Alexandre Villaplane Football Career

Such was the ability displayed by Villaplane that he was called up to the France national team and played for them during the 1928 Summer Olympics. Two years later and France went to the World Cup in Uruguay, the first time that the tournament had taken place. France were one of just four teams from Europe that made the trip out to South America, where Villaplane was made captain.

Sadly for him and the rest of Les Bleus’ squad, they won just one of their three group stage games and were eliminated, finishing in third place behind Argentina and Chile. Still, Villaplane had the honour of being the captain of his nation at a World Cup.

Villaplane the Criminal

It is, perhaps, somewhat unsurprising that Villaplane’s career was far from whiter than white. Whilst at Antibes, he was believed to be involved in the match-fixing scandal that resulted in his team having their title stripped away from them, but he was only given a small penalty.

As his interest in football waned, he began to get into horse racing, seeing his final season in the sport with Hispano-Bastidienne brought to a premature end when he was sentenced to prison for his role in a horse race-fixing scandal. When World War Two broke out, Villaplane became involved in the black market in Paris, including racketeering local Jewish merchants.
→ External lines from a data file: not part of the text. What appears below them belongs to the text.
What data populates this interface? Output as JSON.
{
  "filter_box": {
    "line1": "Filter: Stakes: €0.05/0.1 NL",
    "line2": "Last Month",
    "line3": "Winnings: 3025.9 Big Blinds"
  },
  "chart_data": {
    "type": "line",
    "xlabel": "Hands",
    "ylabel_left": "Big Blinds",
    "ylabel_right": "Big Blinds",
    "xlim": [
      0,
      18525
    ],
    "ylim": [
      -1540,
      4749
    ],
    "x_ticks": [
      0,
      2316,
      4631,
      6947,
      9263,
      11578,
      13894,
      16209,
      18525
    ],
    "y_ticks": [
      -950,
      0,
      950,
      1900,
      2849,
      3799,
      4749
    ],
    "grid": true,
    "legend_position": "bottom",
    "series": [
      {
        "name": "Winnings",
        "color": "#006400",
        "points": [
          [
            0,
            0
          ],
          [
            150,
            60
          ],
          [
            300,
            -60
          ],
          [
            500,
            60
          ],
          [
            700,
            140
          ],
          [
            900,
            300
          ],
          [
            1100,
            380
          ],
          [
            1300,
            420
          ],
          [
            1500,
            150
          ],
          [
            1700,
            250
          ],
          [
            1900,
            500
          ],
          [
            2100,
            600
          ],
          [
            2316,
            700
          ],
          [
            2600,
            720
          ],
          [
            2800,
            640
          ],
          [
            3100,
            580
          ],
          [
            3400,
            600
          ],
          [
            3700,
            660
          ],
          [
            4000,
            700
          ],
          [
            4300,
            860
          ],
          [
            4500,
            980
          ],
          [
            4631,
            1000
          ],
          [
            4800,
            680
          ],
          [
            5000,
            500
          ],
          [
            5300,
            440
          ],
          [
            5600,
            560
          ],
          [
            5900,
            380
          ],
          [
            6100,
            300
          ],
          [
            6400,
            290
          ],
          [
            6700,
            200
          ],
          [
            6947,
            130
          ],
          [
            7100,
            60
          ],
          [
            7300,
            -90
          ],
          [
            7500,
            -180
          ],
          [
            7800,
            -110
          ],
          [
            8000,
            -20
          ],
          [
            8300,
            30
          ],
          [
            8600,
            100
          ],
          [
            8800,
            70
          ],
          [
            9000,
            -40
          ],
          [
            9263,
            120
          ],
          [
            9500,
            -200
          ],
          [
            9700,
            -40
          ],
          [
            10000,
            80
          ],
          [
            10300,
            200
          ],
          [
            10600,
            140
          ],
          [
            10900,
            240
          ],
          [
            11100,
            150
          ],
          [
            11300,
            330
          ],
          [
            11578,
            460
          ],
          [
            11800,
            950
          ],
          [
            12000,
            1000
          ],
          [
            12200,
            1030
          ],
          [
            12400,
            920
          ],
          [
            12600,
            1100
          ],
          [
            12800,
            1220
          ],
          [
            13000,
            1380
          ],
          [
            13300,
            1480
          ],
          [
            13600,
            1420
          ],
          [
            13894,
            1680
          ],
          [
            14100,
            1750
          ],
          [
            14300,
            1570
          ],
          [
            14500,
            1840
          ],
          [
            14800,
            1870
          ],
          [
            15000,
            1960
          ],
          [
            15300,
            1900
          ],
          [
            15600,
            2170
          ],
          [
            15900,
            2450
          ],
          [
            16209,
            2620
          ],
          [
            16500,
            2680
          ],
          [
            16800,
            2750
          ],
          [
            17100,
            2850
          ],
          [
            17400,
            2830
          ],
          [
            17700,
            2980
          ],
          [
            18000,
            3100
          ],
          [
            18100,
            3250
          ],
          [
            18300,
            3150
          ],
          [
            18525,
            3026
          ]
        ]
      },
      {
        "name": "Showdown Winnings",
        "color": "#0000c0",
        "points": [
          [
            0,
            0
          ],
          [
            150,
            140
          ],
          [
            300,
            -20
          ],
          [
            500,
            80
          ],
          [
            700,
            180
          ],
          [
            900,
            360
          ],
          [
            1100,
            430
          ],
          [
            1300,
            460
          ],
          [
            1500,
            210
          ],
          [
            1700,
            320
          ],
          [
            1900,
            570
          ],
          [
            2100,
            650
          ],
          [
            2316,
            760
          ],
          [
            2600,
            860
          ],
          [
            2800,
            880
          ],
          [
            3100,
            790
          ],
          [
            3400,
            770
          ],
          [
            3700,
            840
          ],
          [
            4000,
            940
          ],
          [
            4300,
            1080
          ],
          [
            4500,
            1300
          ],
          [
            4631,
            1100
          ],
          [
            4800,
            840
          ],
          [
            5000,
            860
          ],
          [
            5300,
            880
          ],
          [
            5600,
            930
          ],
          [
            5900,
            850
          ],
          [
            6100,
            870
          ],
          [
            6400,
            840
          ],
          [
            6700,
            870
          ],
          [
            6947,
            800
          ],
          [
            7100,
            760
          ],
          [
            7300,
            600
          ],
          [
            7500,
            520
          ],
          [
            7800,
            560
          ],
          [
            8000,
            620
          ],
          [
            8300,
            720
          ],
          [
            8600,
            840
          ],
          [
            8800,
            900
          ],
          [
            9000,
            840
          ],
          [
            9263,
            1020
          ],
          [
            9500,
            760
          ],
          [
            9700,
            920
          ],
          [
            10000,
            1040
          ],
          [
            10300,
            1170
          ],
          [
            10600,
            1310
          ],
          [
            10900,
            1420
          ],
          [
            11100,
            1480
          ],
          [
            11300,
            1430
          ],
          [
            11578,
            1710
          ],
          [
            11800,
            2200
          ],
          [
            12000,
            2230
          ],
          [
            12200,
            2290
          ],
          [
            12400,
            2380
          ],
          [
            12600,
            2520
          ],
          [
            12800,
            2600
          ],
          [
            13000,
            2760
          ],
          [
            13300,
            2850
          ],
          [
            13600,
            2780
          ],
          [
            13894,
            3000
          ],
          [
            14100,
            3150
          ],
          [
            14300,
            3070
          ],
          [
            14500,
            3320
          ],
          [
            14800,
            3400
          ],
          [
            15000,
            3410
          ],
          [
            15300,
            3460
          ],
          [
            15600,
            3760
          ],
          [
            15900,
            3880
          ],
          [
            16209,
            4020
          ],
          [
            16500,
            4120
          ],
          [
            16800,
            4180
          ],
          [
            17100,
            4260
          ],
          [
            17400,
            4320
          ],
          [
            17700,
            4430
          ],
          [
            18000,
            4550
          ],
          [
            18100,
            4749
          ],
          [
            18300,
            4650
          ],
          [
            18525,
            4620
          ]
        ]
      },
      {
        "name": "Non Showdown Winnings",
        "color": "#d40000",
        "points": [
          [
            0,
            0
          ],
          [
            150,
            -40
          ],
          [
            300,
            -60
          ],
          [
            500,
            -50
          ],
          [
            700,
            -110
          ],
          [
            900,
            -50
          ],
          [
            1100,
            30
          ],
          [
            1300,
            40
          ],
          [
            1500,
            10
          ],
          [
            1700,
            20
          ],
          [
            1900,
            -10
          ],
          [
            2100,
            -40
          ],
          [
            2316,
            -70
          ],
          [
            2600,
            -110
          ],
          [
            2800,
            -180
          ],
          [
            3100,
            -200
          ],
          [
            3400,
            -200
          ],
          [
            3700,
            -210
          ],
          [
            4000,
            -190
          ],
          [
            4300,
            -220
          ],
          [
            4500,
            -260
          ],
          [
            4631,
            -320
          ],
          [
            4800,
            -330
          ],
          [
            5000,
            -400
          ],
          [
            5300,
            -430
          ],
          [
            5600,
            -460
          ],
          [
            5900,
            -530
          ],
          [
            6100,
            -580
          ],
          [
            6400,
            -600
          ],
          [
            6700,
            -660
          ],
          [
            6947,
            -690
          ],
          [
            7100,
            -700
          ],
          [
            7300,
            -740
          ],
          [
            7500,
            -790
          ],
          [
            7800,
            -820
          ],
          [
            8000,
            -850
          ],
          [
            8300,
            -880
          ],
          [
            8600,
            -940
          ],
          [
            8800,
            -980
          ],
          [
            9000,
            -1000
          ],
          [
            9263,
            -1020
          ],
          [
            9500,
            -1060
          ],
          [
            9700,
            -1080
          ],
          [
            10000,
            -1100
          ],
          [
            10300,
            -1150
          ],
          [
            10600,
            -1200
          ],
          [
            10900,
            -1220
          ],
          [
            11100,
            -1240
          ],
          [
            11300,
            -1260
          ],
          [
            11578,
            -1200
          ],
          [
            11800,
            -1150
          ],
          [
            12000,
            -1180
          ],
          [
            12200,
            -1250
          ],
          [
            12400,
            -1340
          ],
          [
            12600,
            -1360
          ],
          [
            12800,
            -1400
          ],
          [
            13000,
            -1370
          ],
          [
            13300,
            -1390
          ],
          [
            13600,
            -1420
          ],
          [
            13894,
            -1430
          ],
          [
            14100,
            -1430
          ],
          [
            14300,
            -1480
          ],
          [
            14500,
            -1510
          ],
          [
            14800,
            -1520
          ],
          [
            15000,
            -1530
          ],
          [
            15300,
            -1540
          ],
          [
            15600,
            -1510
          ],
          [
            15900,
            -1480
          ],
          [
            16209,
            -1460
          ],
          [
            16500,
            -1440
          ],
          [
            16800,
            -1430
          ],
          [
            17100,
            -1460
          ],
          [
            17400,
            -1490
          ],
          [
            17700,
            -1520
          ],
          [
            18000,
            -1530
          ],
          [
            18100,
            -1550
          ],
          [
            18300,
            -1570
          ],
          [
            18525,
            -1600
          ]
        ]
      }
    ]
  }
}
Black Market WW2 Villaplane

Having been sent to prison in 1940 for possession of stolen goods, he came to the attention of the Carlingue, a French organisation that the Reich Security Main Office had formed for the purposes of counterinsurgency. Known to locals as the ‘French Gestapo’, it was run by local gangsters with whom Villaplane soon became more readily involved.

By 1944, he had become the head of one part of the North African Brigade, a criminal organisation that collaborated with the Nazis. He was soon given both the uniform and the rank of an SS-Untersturmführer, earning the nickname of ‘SS Mohammed’ because of the fierce nature of his recruits.

Executed for Treason

Villaplane’s section of the North African Brigade was given the duty of flushing out members of the Resistance in the French region of Périgueux before moving to Eymet. In Eymet, he negotiated the lives of more than 50 hostages for money.

On the 11th of June 1944, just days after the massacre at Oradour-sur-Glane that saw nearly 650 men, women and children executed, he oversaw the execution of 52 people in the commune of Mussidan. Claims were made that he was involved in the shooting of some of the people himself. No one was overly heartbroken when Villaplane was caught by the Allied authorities.

On the first of December 1944, Alexandre Villaplane was sentenced to death for being directly involved in the killing of at least ten people. He was to be executed by firing squad, with the date for his execution set as the 27th of December 1944. Three days after Villaplane’s 40th birthday, he was lined up at Fort de Montrouge in Arcueil alongside Pierre Bonny, a corrupt police officer, and career criminal Henri Lafont, the former of whom Villaplane had once been the chauffeur for.

The three men were killed by firing squad, representing a tragic end to a life filled with unsavoury moments for a man who had once been the captain of the France national team.